John Bennett, par Michel Apel-Muller
John Bennett
C’est en 1988 que je fis la connaissance de John Bennett, à Glasgow. Le fonds des manuscrits une fois constitué après le legs au CNRS et la mort d’Aragon, il s’agissait de créer les meilleures conditions de son exploitation scientifique. Après la mise en place de l’équipe française des chercheurs, deux priorités avaient été retenues, l’établissement d’une antenne russe pour des raisons évidentes, familiales notamment – il permit, non sans mal, la publication de la correspondance Elsa – Lili – et l’établissement d’une antenne britannique.
C’est un assistant de John Bennett, Andrew Macanulty, grand admirateur d’Aragon, qui permit la réalisation du projet après sa visite, rue de Richelieu, au fonds Elsa Triolet – Aragon. Il organisa, à l’Université de Glasgow, une première rencontre, y invitant, venus d’Écosse ou d’Angleterre, tous les collègues susceptibles de s’intéresser au projet. Parmi eux et parmi les autorités universitaires présentes, John Bennett, chef du Département de Langue et de Littérature françaises.

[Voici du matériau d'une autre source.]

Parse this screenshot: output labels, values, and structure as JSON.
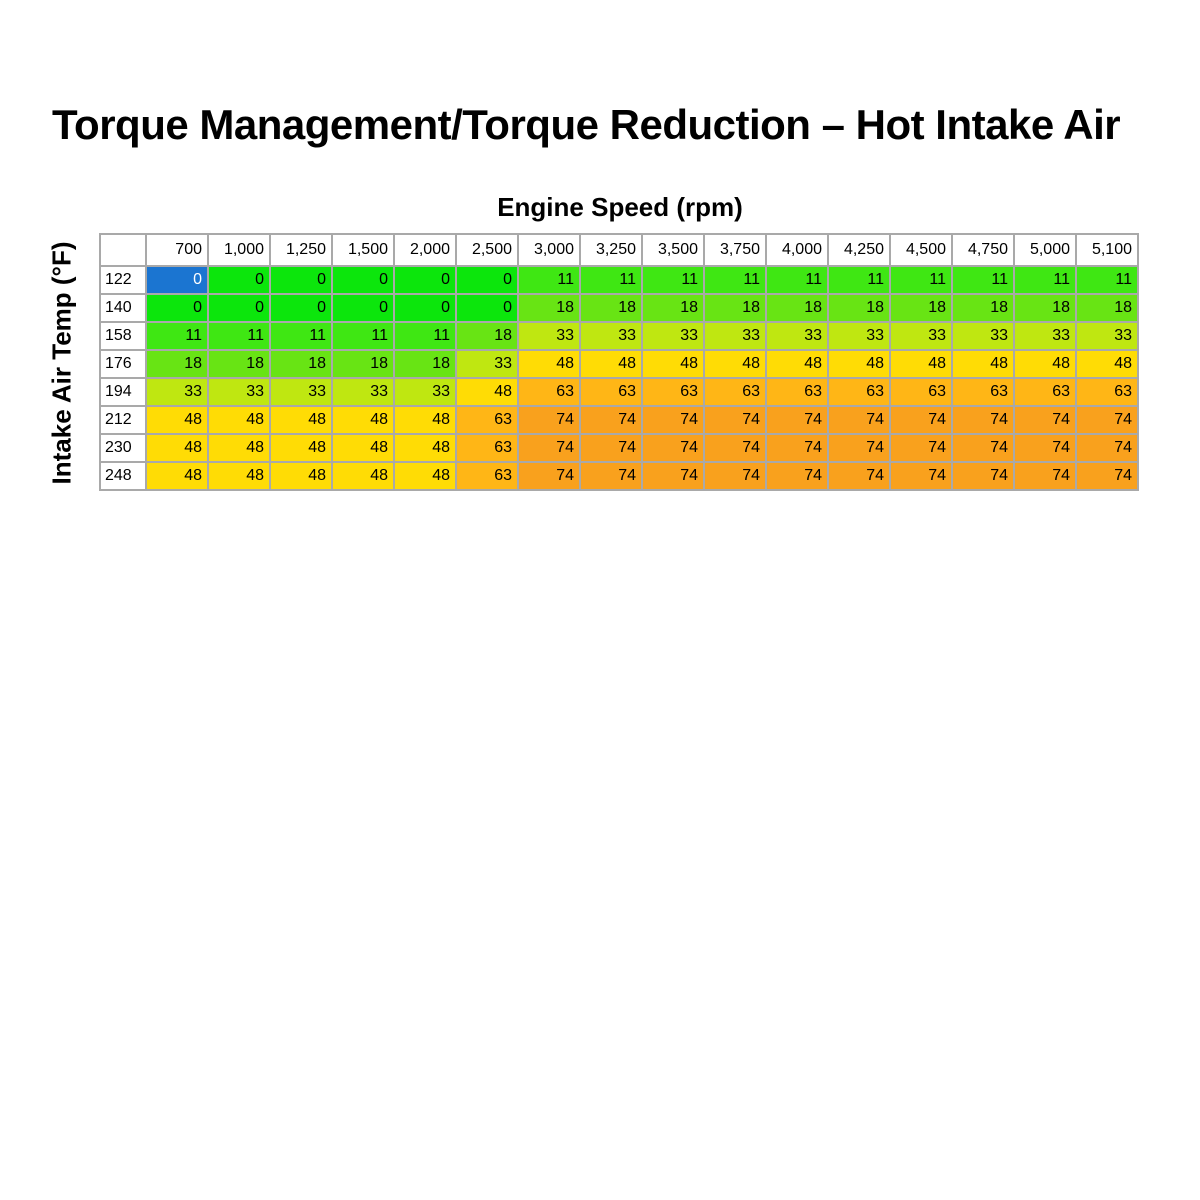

Son urbanité, son autorité intellectuelle auprès de ses amis m’avaient alors frappé. Il soutint dès ses débuts la formation d’une équipe et l’idée du colloque qui eut lieu en 1992 sur le thème : « Place et fonction des langues et littératures étrangères dans l’œuvre d’Aragon ». Lui-même y présenta une communication qui allait en engendrer d’autres.

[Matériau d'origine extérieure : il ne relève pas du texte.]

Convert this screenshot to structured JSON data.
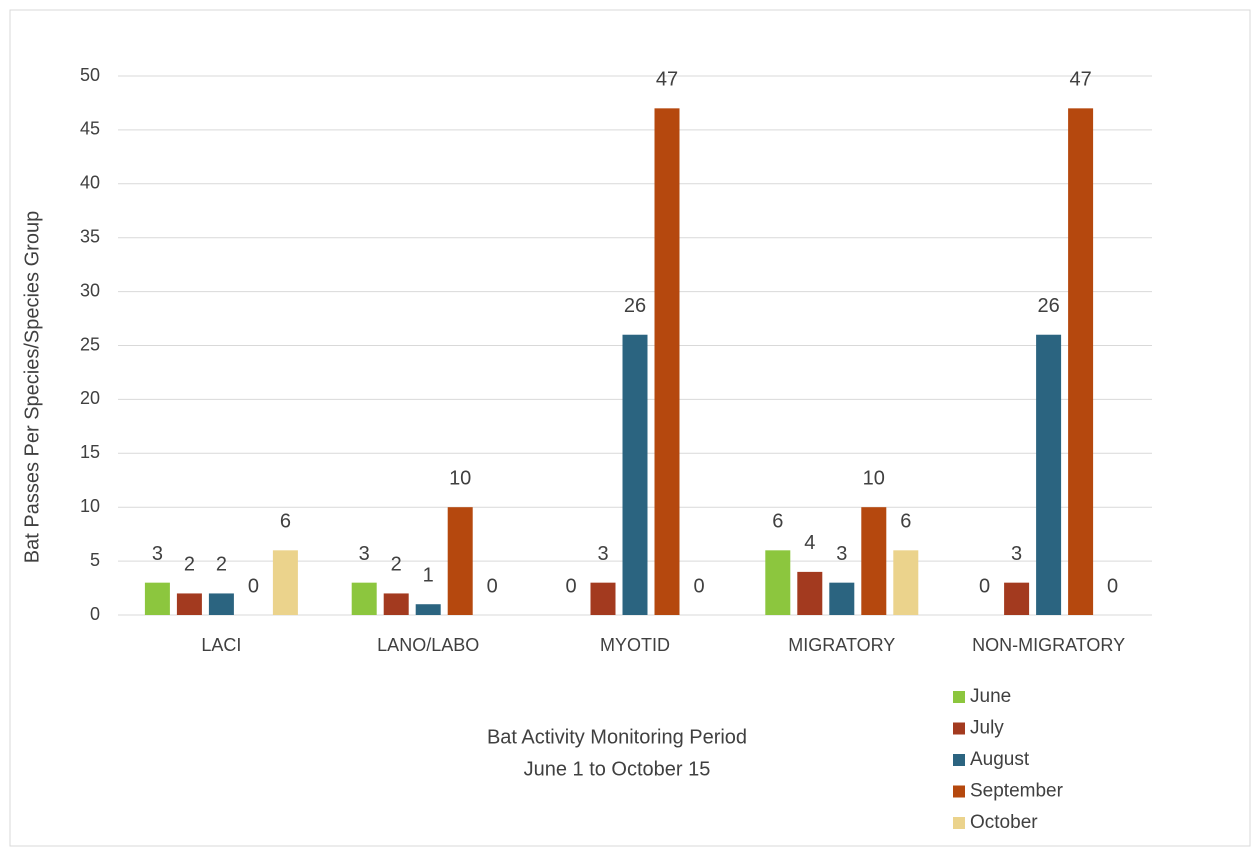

Pourtant John n’était pas un spécialiste de la littérature du XXe siècle. Son champ de recherche avait été jusqu’alors inscrit dans le XIXe. Mais il se piqua au jeu et fut gagné par la contagion aragonienne. Il avait quelques bonnes raisons pour cela. De l’étudiant des premières années 40, la guerre allait faire un jeune officier que l’épreuve du feu n’épargna pas. Grièvement blessé sur le front de Normandie en 1944, il occupa une grande part de sa convalescence qui fut longue à la lecture d’Aragon. Cette découverte de notre poète l’avait, confiait-il, très impressionné, tout autant que l’avaient étonné les attaques dont il était l’objet en Grande-Bretagne même, parallèlement aux éloges prodigués par Cyril Connolly et ses amis.
« Intrigué par les attitudes contradictoires, face à un écrivain dont les poèmes de guerre m’avaient profondément touché – de même qu’un grand nombre de mes amis – lorsque je les avais lus pour la première fois en 1944, je résolus de débusquer avec précision les réactions qui s’étaient manifestées en Grande-Bretagne durant la guerre à l’endroit des écrits d’Aragon le résistant et en particulier de sa poésie [[John Bennett, Aragon, Londres et la France libre, L’Harmattan, 1998.]]. » Il était superflu d’encourager John Bennett dans ce projet, et le résultat fut ce beau livre qu’il faut considérer comme un livre majeur, indispensable désormais dans toute bibliothèque aragonienne. Le livre ne mit d’ailleurs pas un point final à ses recherches. En témoigne sa communication lue au Colloque de Saint-Quentin-en-Yvelines par Luc Vigier, à l’instant même ou presque où notre ami nous quittait.
Notre ami à tous, il l’était devenu en effet, s’intégrant à l’équipe française, participant autant qu’il le pouvait aux réunions du séminaire, à ses colloques, suivant avec passion la vie de la maison de Saint-Arnoult qu’il aimait, ouvert aux rencontres, aux personnes jeunes ou moins jeunes, avec ce grand sourire courtois qui le distinguait. Il pensait bien venir à Saint-Quentin et puis voilà qu’au lendemain des fêtes il m’écrivit que non, sa santé lui donnant soudain quelques soucis. Mais il souhaitait que son travail y fût lu, il y tenait même beaucoup. Trois semaines plus tard me parvint une nouvelle lettre. John m’y confiait que le diagnostic était là, sans appel – cancer du foie – et, écrivait-il, on venait de lui signifier son « arrêt de mort ». Il ne viendrait plus à Paris qu’il aimait tant et me faisait ses adieux calmement, lucidement.
Merci John, vous avez fait beaucoup. Adieu.